Please Laugh At This Man

I’d buy a Birkin bag before springing for this nonsense:

Mr. Brooks sat and listened this year as Ms. Schlegel, her memory apparently intact and keen, spent 23 days testifying against him in a highly unusual trial in United States District Court on Long Island that has been highlighted by sweeping accusations of fraud, insider trading, and company-financed personal extravagance.
DHB, which specialized in making body armor used by the military in Iraq and Afghanistan, paid for more than $6 million in personal expenses on behalf of Mr. Brooks, covering items as expensive as luxury cars and as prosaic as party invitations, Ms. Schlegel testified.
Also included were university textbooks for his daughter, pornographic videos for his son, plastic surgery for his wife, a burial plot for his mother, prostitutes for his employees, and, for him, a $100,000 American-flag belt buckle encrusted with rubies, sapphires and diamonds.

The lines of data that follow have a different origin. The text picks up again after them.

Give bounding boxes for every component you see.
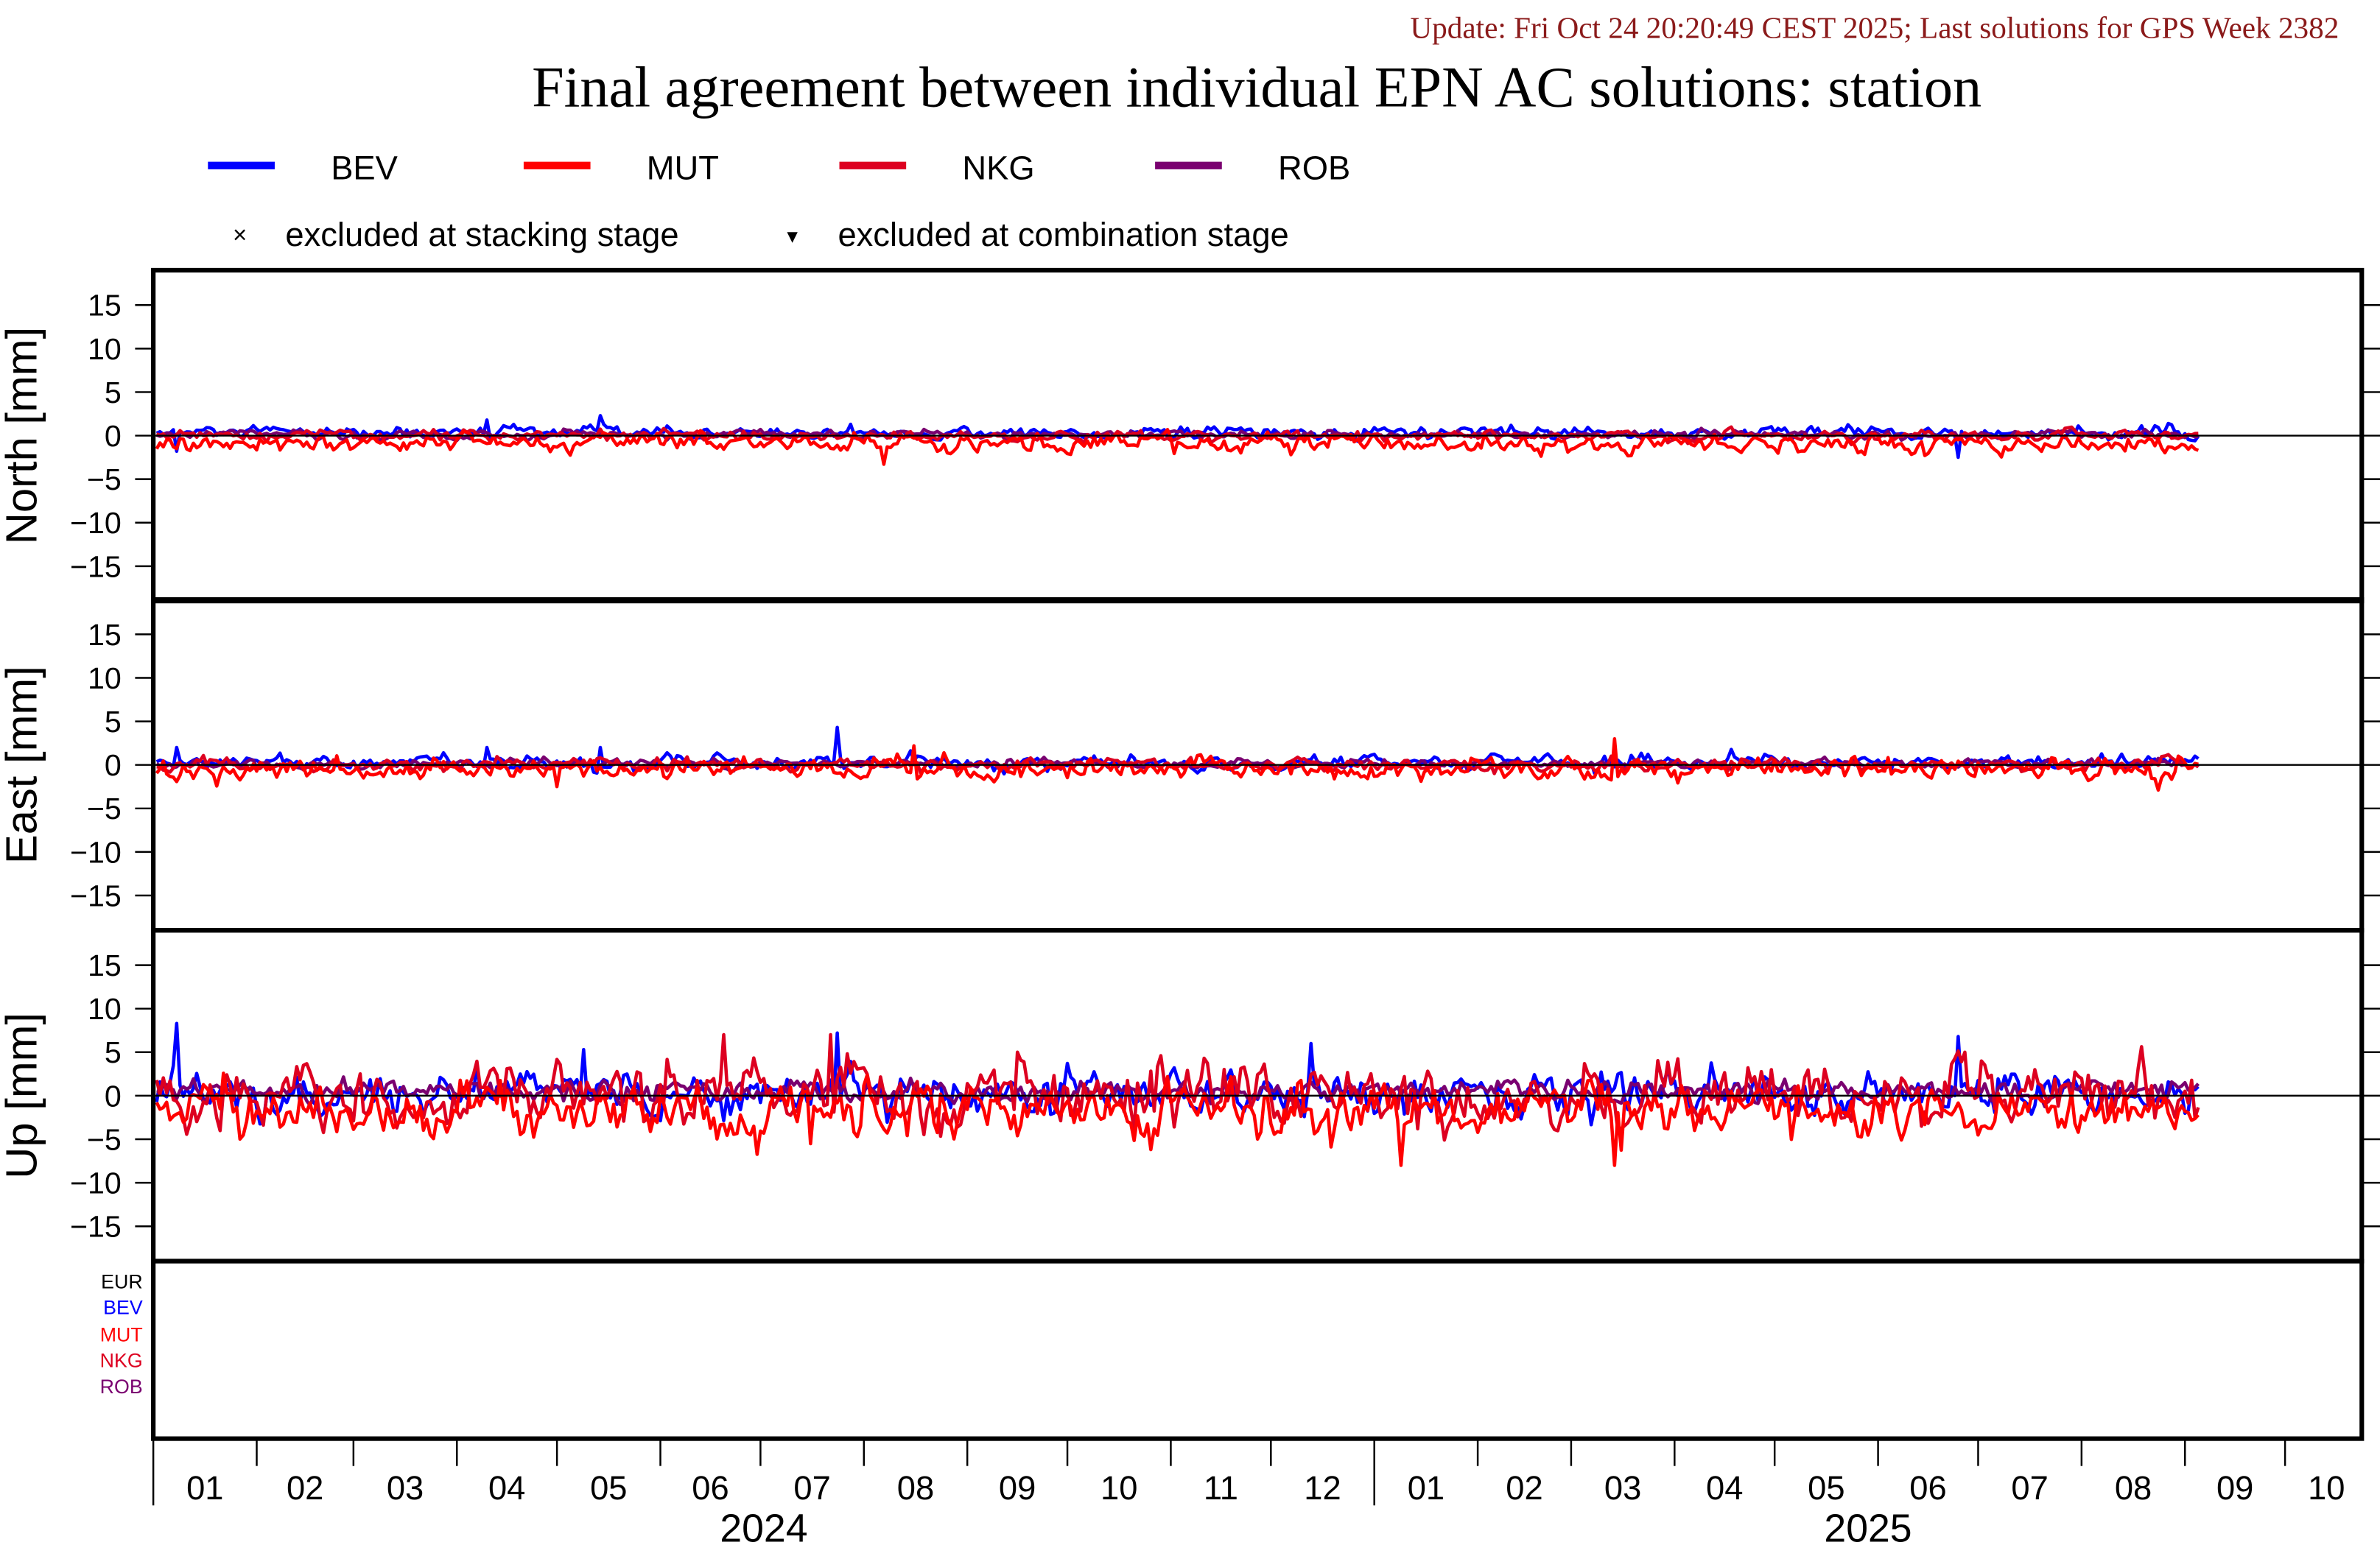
cross-marker-icon: × bbox=[233, 221, 247, 248]
x-tick-label: 10 bbox=[1101, 1469, 1137, 1507]
y-tick-label: 15 bbox=[88, 949, 122, 982]
x-tick-label: 06 bbox=[692, 1469, 729, 1507]
legend-label-bev: BEV bbox=[331, 149, 398, 186]
x-tick-label: 09 bbox=[2216, 1469, 2253, 1507]
x-tick-label: 10 bbox=[2308, 1469, 2345, 1507]
x-tick-label: 06 bbox=[1909, 1469, 1946, 1507]
x-tick-label: 07 bbox=[793, 1469, 830, 1507]
chart-title: Final agreement between individual EPN A… bbox=[532, 54, 1981, 119]
x-tick-label: 02 bbox=[287, 1469, 323, 1507]
bottom-label-mut: MUT bbox=[100, 1324, 143, 1346]
y-tick-label: −15 bbox=[70, 549, 122, 583]
x-tick-label: 03 bbox=[387, 1469, 424, 1507]
y-axis-label-east: East [mm] bbox=[0, 666, 46, 864]
x-tick-label: 08 bbox=[897, 1469, 934, 1507]
x-axis: 01 02 03 04 05 06 07 08 09 10 11 12 01 02 03 04 05 06 07 08… bbox=[152, 1438, 2345, 1545]
bottom-label-bev: BEV bbox=[103, 1297, 143, 1319]
legend-label-rob: ROB bbox=[1278, 149, 1350, 186]
y-tick-label: 10 bbox=[88, 661, 122, 695]
x-year-label: 2024 bbox=[720, 1507, 807, 1545]
x-tick-label: 11 bbox=[1204, 1469, 1238, 1507]
x-tick-label: 03 bbox=[1604, 1469, 1641, 1507]
y-axis-label-up: Up [mm] bbox=[0, 1013, 46, 1179]
x-tick-label: 04 bbox=[488, 1469, 525, 1507]
bottom-panel: EUR BEV MUT NKG ROB bbox=[100, 1259, 2365, 1441]
y-tick-label: −10 bbox=[70, 835, 122, 869]
x-tick-label: 05 bbox=[590, 1469, 627, 1507]
update-text: Update: Fri Oct 24 20:20:49 CEST 2025; L… bbox=[1410, 11, 2339, 45]
y-tick-label: 0 bbox=[105, 748, 122, 782]
x-tick-label: 09 bbox=[999, 1469, 1036, 1507]
y-tick-label: −5 bbox=[87, 1122, 122, 1156]
panel-east: 15 10 5 0 −5 −10 −15 East [mm] bbox=[0, 597, 2380, 933]
legend-label-nkg: NKG bbox=[962, 149, 1034, 186]
y-tick-label: 10 bbox=[88, 332, 122, 366]
bottom-label-nkg: NKG bbox=[100, 1350, 143, 1372]
legend-label-stacking: excluded at stacking stage bbox=[285, 216, 678, 253]
panel-up: 15 10 5 0 −5 −10 −15 Up [mm] bbox=[0, 928, 2380, 1264]
bottom-label-eur: EUR bbox=[101, 1271, 143, 1293]
y-tick-label: 10 bbox=[88, 992, 122, 1026]
y-axis-label-north: North [mm] bbox=[0, 327, 46, 544]
x-tick-label: 01 bbox=[186, 1469, 223, 1507]
x-tick-label: 05 bbox=[1808, 1469, 1844, 1507]
y-tick-label: 15 bbox=[88, 618, 122, 652]
series-mut-north bbox=[155, 428, 2200, 466]
x-year-label: 2025 bbox=[1824, 1507, 1912, 1545]
triangle-marker-icon: ▾ bbox=[787, 225, 798, 248]
y-tick-label: 0 bbox=[105, 419, 122, 453]
x-tick-label: 07 bbox=[2011, 1469, 2048, 1507]
y-tick-label: −15 bbox=[70, 879, 122, 912]
y-tick-label: −5 bbox=[87, 462, 122, 496]
series-mut-east bbox=[155, 736, 2199, 792]
y-tick-label: 15 bbox=[88, 289, 122, 323]
x-tick-label: 01 bbox=[1408, 1469, 1445, 1507]
y-tick-label: −10 bbox=[70, 506, 122, 540]
panel-north: 15 10 5 0 −5 −10 −15 North [mm] bbox=[0, 267, 2380, 604]
x-tick-label: 12 bbox=[1304, 1469, 1341, 1507]
y-tick-label: −10 bbox=[70, 1166, 122, 1200]
y-tick-label: 0 bbox=[105, 1079, 122, 1113]
y-tick-label: 5 bbox=[105, 1035, 122, 1069]
x-tick-label: 04 bbox=[1706, 1469, 1743, 1507]
legend-label-mut: MUT bbox=[647, 149, 719, 186]
y-tick-label: −5 bbox=[87, 792, 122, 826]
y-tick-label: 5 bbox=[105, 705, 122, 739]
x-tick-label: 02 bbox=[1506, 1469, 1542, 1507]
legend-label-combination: excluded at combination stage bbox=[838, 216, 1288, 253]
bottom-label-rob: ROB bbox=[100, 1376, 143, 1398]
series-mut-up bbox=[155, 1071, 2200, 1167]
y-tick-label: −15 bbox=[70, 1210, 122, 1244]
x-tick-label: 08 bbox=[2115, 1469, 2152, 1507]
legend: BEV MUT NKG ROB × excluded at stacking s… bbox=[208, 149, 1350, 253]
y-tick-label: 5 bbox=[105, 376, 122, 409]
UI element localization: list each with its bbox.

This is something I’ll never understand, and it illustrates a point I want to make again: even if you’re one of the people who disagree with my assessment of $10,000 purses, would you acknowledge — having been exposed to the $100,000 belt buckle — that some purchases are so extravagant and irrational that a perversion of values is at their core? Even if the materials, craftsmanship, and style surpass every other belt buckle made in the history of human civilization, this is an accessory that shouldn’t have been made.

To be clear, I don’t think it should be illegal to spend $100,000 on a belt buckle. What I do think is that Mr. Brooks inhabits a culture where some people who gaze upon the bling beneath his belly button are impressed. Instead, they ought to laugh at him and mock his extravagance, is all I’m saying.